En fait, le véritable péché commis par le C.S.C, et qui conduit l’institution à la publication d’études aussi biaisées, réside dans le fait d’avoir sciemment compromis son impartialité en violant certaines de ses propres règles et en manquant d’imagination pour s’adapter à une situation aussi inédite que la présidentielle de 2005. Le maintien malgré lui de sa candidature donnait le droit au candidat Hermann Yaméogo d’user des espaces médiatiques que le C.S.C avait le devoir de lui octroyer au même titre que les douze (12) autres candidats. Comme le rappelle l’étude, la base légale du C.S.C en matière de régulation est donnée par l’article 17 de la loi n°028/AN du 14 juin 2005 portant création, composition, attributions et fonctionnement du C.S.C. Cette loi lui donne compétence pour ‘‘fixer les règles concernant les conditions de production, de programmation, de diffusion des émissions et des articles relatifs aux campagnes électorales par les sociétés et entreprises de presse écrite et de radiodiffusions sonores et télévisuelles appartenant à l’Etat, en conformité avec les dispositions du code électorale.’’
           
Cette disposition légale est confortée par les règles de base en matière de régulation, évoquées en page 33 de l’étude.
Il s’agit de :

- La règle de l’égal accès aux médias de services publics, qui impose qu’aucune discrimination ne soit faite entre les partis politiques ou les candidats dans l’accès aux médias publics.

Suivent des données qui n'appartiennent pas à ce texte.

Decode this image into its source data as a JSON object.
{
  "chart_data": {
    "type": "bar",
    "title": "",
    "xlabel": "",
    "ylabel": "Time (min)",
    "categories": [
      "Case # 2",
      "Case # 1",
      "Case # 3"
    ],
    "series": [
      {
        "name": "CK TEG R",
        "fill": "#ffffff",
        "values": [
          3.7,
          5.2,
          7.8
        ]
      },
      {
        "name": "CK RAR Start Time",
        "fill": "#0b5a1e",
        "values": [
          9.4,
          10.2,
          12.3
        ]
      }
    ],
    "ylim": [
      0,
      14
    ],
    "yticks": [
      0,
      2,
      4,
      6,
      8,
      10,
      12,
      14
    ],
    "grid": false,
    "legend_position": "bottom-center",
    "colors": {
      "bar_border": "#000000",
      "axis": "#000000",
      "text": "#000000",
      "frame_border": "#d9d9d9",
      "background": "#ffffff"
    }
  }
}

Ils doivent bénéficier d’une stricte égalité de traitement.

- La règle du pluralisme et de l’équilibre de l’information, qui veut que l’information porte sur les activités du plus grand nombre de partis ou de candidats, sans discrimination entre eux.

En sus de ces règles, le document rappelle comme de juste que ‘‘le bon régulateur, c’est d’abord celui qui connaît son environnement immédiat et qui s’efforce d’assurer et d’équilibrer les différentes opinions qui rythment la vie sociopolitique nationale.’’
           
Le C.S.C, qui n’a guère fait la preuve d’une maîtrise de son environnement immédiat, et qui n’a pu être le reflet exact des différentes opinions traversant la vie politique du Burkina Faso de 2005, devrait, à défaut de mieux, s’inviter à plus de modestie dans la conception de ses ‘‘études’’.